With LLMs being used everywhere (organically or forcefully -- just for the sake of "using LLM"), how will you decide whether to use the traditional retrieval strategy or LLM?
TL;DR
Retrieval (ex: ElasticSearch) → Great for fast, deterministic, keyword/semantic matches.
LLMs → Great for interpreting messy natural language, reasoning, and generating synthesized answers.
Often, the best solution is a hybrid (retrieval + LLM).
DETAILS
Let's quickly see here how the retrieval-based approach is different than LLM-based answer generation.
How it works
in a very simplistic way, a user's query is parsed and matched against the indexed documents. Then it returns top K elements, depending upon relevance.
Here's how the flow looks:
User Query --> ElasticSearch Index --> Top-k Documents --> Result Returned to User
Strengths of this approach
Extremely fast and easily scalable.
Deterministic (you know what it matches).
Cost-effective.
Weaknesses of this approach
Struggles with unstructured, ambiguous queries.
Returns documents, not direct answers.
How it works
User's query is passed to the LLM (either fine-tuned or with context of available docs/APIs etc.). LLM then interprets the query, extracts the intent, and synthesizes the response.

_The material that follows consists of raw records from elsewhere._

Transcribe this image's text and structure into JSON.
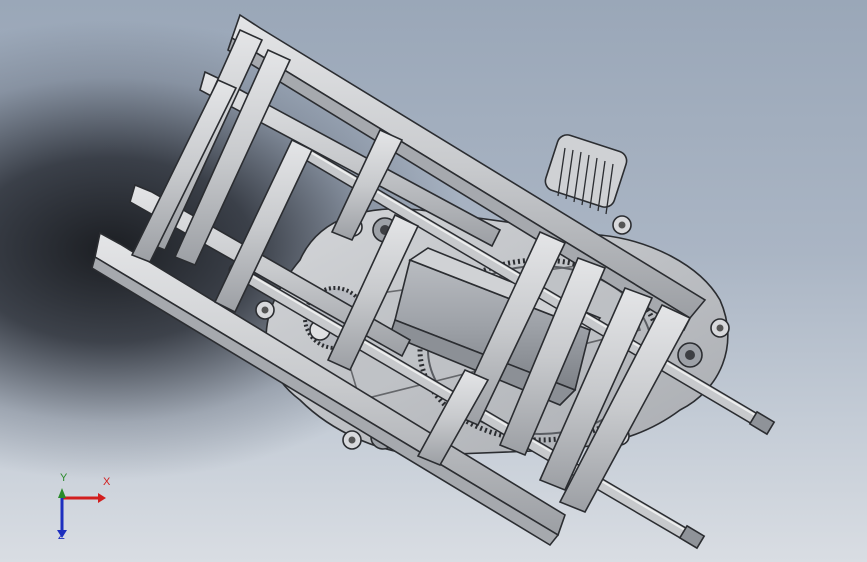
{
  "scene": {
    "background_top": "#9aa7b8",
    "background_bottom": "#d9dde3",
    "part_color": "#c9cbce",
    "edge_color": "#2b2d31"
  },
  "axes": {
    "x_label": "X",
    "y_label": "Y",
    "z_label": "Z",
    "x_color": "#d21e1e",
    "y_color": "#2a8a2a",
    "z_color": "#1d2fbf"
  }
}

Here's how the flow looks:
User Query --> LLM (with knowledge/context) --> Parsed Intent + Answer
Strengths of this approach
Handles vague/unstructured natural language.

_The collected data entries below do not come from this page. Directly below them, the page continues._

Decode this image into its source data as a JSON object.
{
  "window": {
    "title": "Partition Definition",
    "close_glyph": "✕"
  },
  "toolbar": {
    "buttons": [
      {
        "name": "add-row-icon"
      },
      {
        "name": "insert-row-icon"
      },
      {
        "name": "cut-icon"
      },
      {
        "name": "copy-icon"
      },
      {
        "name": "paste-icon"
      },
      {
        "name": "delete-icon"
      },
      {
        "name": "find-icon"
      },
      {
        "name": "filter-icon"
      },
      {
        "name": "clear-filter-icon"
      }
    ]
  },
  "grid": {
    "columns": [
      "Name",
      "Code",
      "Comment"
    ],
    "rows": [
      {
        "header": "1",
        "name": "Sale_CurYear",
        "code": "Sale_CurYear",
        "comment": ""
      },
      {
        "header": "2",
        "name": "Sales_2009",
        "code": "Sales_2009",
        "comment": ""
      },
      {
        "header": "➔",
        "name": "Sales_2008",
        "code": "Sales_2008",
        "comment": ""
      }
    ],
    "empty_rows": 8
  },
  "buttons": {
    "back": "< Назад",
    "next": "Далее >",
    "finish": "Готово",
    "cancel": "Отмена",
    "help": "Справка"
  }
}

Can rephrase or summarize answers.
Useful for conversational or multi-turn queries.
Weaknesses of this approach
Higher cost (compute-heavy).
Can hallucinate if not grounded in real data.
Slower than retrieval.
Final Thought
Use traditional retrieval when speed, scalability, and exact matches matter.
Use LLMs when natural language interpretation, reasoning, or synthesized answers are needed.
Think of retrieval as your library catalog -- efficient but literal. Think of an LLM as a librarian -- they understand your intent, can summarize, and even reason. Choose based on trade-offs: speed and cost vs flexibility and intelligence.
In real-world systems, the winning formula is usually Retrieval + LLM (RAG): retrieval for grounding, LLM for reasoning.